The menswear featured collarless jackets, fluid trousers, pants with side flaps and pleated trousers with side fins.
“I really enjoyed doing the menswear because it was very different. It was breezy and very Goa. I don’t normally do such creative menswear, but I really put my heart into it,” Rodricks said.
Designer duo Debarghaya Bairagi (Dev) and Navonil Das (Nil) earlier presented their collection, ‘The Journey’, for men and women at the Lalit Golf & Spa Resort Goa. But it was the exciting options for men that found immense appreciation.
Ankle-length trousers, printed black and white pants, kurtas with leaf prints and check suits from their collection can definitely make it to a style conscious man’s wardrobe.
The same was for Niteesh Singh Chauhan’s ‘Ghats of Varanasi’ collection.
The colour story in Niteesh’s collection spoke of acute devotion: flame-red moved to ruby, corals met shades of saffron, while honey yellow went lemon and mustard before ending up in off-white.
With the culturally rich Varanasi as the backdrop, it lent style and character to the silk and linen garments.
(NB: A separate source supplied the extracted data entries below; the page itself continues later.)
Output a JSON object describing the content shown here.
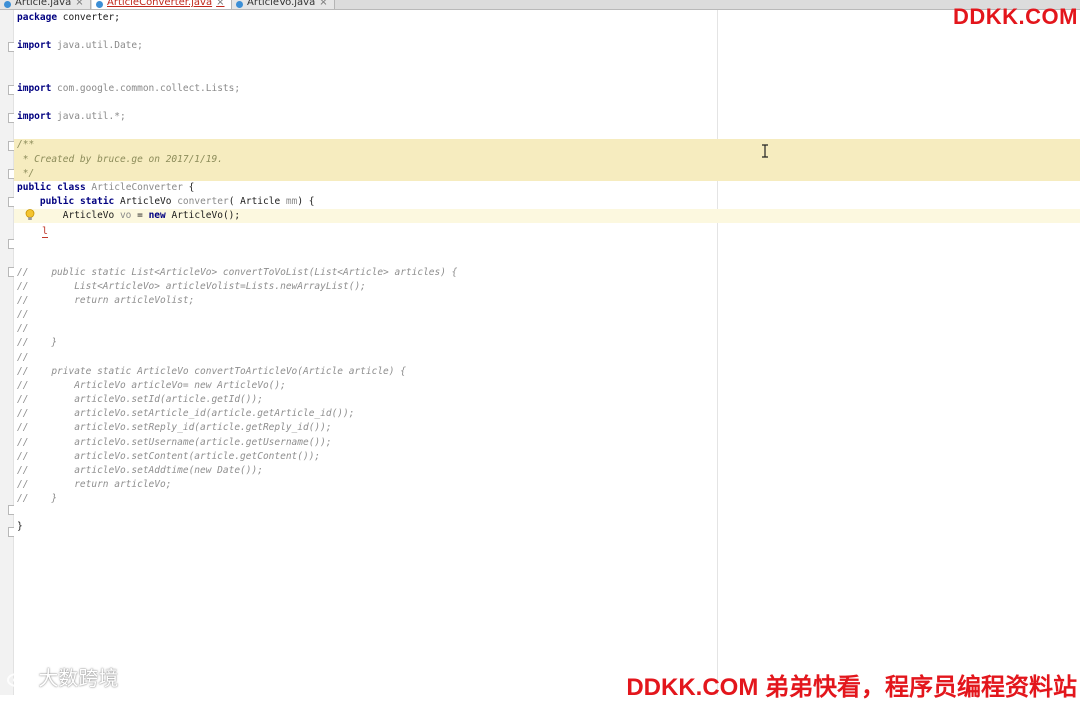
{
  "tabs": [
    {
      "label": "Article.java",
      "close": "×",
      "active": false
    },
    {
      "label": "ArticleConverter.java",
      "close": "×",
      "active": true
    },
    {
      "label": "ArticleVo.java",
      "close": "×",
      "active": false
    }
  ],
  "code_lines": {
    "l1": "package converter;",
    "l3": "import java.util.Date;",
    "l6": "import com.google.common.collect.Lists;",
    "l8": "import java.util.*;",
    "doc1": "/**",
    "doc2": " * Created by bruce.ge on 2017/1/19.",
    "doc3": " */",
    "cls": "public class ArticleConverter {",
    "m1": "    public static ArticleVo converter( Article mm) {",
    "m2": "        ArticleVo vo = new ArticleVo();",
    "m3": "    }",
    "c1": "//    public static List<ArticleVo> convertToVoList(List<Article> articles) {",
    "c2": "//        List<ArticleVo> articleVolist=Lists.newArrayList();",
    "c3": "//        return articleVolist;",
    "c4": "//",
    "c5": "//",
    "c6": "//    }",
    "c7": "//",
    "c8": "//    private static ArticleVo convertToArticleVo(Article article) {",
    "c9": "//        ArticleVo articleVo= new ArticleVo();",
    "c10": "//        articleVo.setId(article.getId());",
    "c11": "//        articleVo.setArticle_id(article.getArticle_id());",
    "c12": "//        articleVo.setReply_id(article.getReply_id());",
    "c13": "//        articleVo.setUsername(article.getUsername());",
    "c14": "//        articleVo.setContent(article.getContent());",
    "c15": "//        articleVo.setAddtime(new Date());",
    "c16": "//        return articleVo;",
    "c17": "//    }",
    "end": "}"
  },
  "watermarks": {
    "top_right": "DDKK.COM",
    "bottom_right": "DDKK.COM 弟弟快看，程序员编程资料站",
    "bottom_left": "大数跨境"
  },
  "colors": {
    "keyword": "#000080",
    "doc_band": "#f6ecbf",
    "current_line": "#fcf8df",
    "watermark": "#e3161c"
  },
  "icons": [
    "intention-bulb-icon",
    "text-cursor-icon",
    "weibo-logo-icon"
  ]
}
From holiday to wedding wear, the fabrics were highlighted with Shibori and leheriya dyeing techniques to create original textures. There were Kalidaar kurtas worn with churidars and sherwanis teamed with palazzo pants, and much more.
James Ferreira, on the other hand, gave his male models, mostly a bare chest look. They flaunted the black and white outfits, which had unbuttoned shirts and bottoms of different lengths.
Asked about the choice of colours for men, Ferreira said: “I thought that black and white are classic.”
Savitri Akkaramas, a designer from Bangkok, agreed and said she liked her friend Ferreira’s designs.
“James’s collection that had options for men, was amazing. Some of the designs were casual yet elegant,” Akkaramas, who also showcased her beachwear creations at the gala, said.
Asmita Marwa’s collection, inspired by the powerful symbol ‘The Bindu’, was also lauded by many.
There were many appealing pieces, but the highpoint was the way the lungi (sarong-like ankle-length garment wrapped around the waist that is mostly worn by Indian men) was worn by the models. The traditional wear looked chic when teamed up with shirts.
Feroza Dalal, an Indian buyer, found Marwa’s menswear collection very festive. “They were very chic yet relaxing which men would enjoy wearing during the festive season.”
Apart from the buyers, the male models are also all praise for the designers’ decision to focus on menswear.
Udaybir Sandhu is happy that the menswear market is evolving and that male models are given more opportunities on the ramp.
“The fashion scenario is changing. Men are getting themselves groomed and they want to look good. We as models are also getting noticed these days because of that,” said the 24-year-old, who has been in the industry for two years.
Professionals aside, actors also turned up the heat of the gala, which concluded on Saturday, by walking the ramp in chic outfits.
If actor Tarun Arora looked chic in a shirt with loose bottoms, designed by Marwa, “Baahubali” star Rana Daggubati rocked the runway in a pair of shades and lime green kurta with black bottom and a dupatta.
The womesnwear at the gala saw a melange of ethnic wear, which forms a core part of India’s burgeoning fashion market. However, even flowy and breezy western silhouttes in resort wear, made their mark at this beach fashion gala.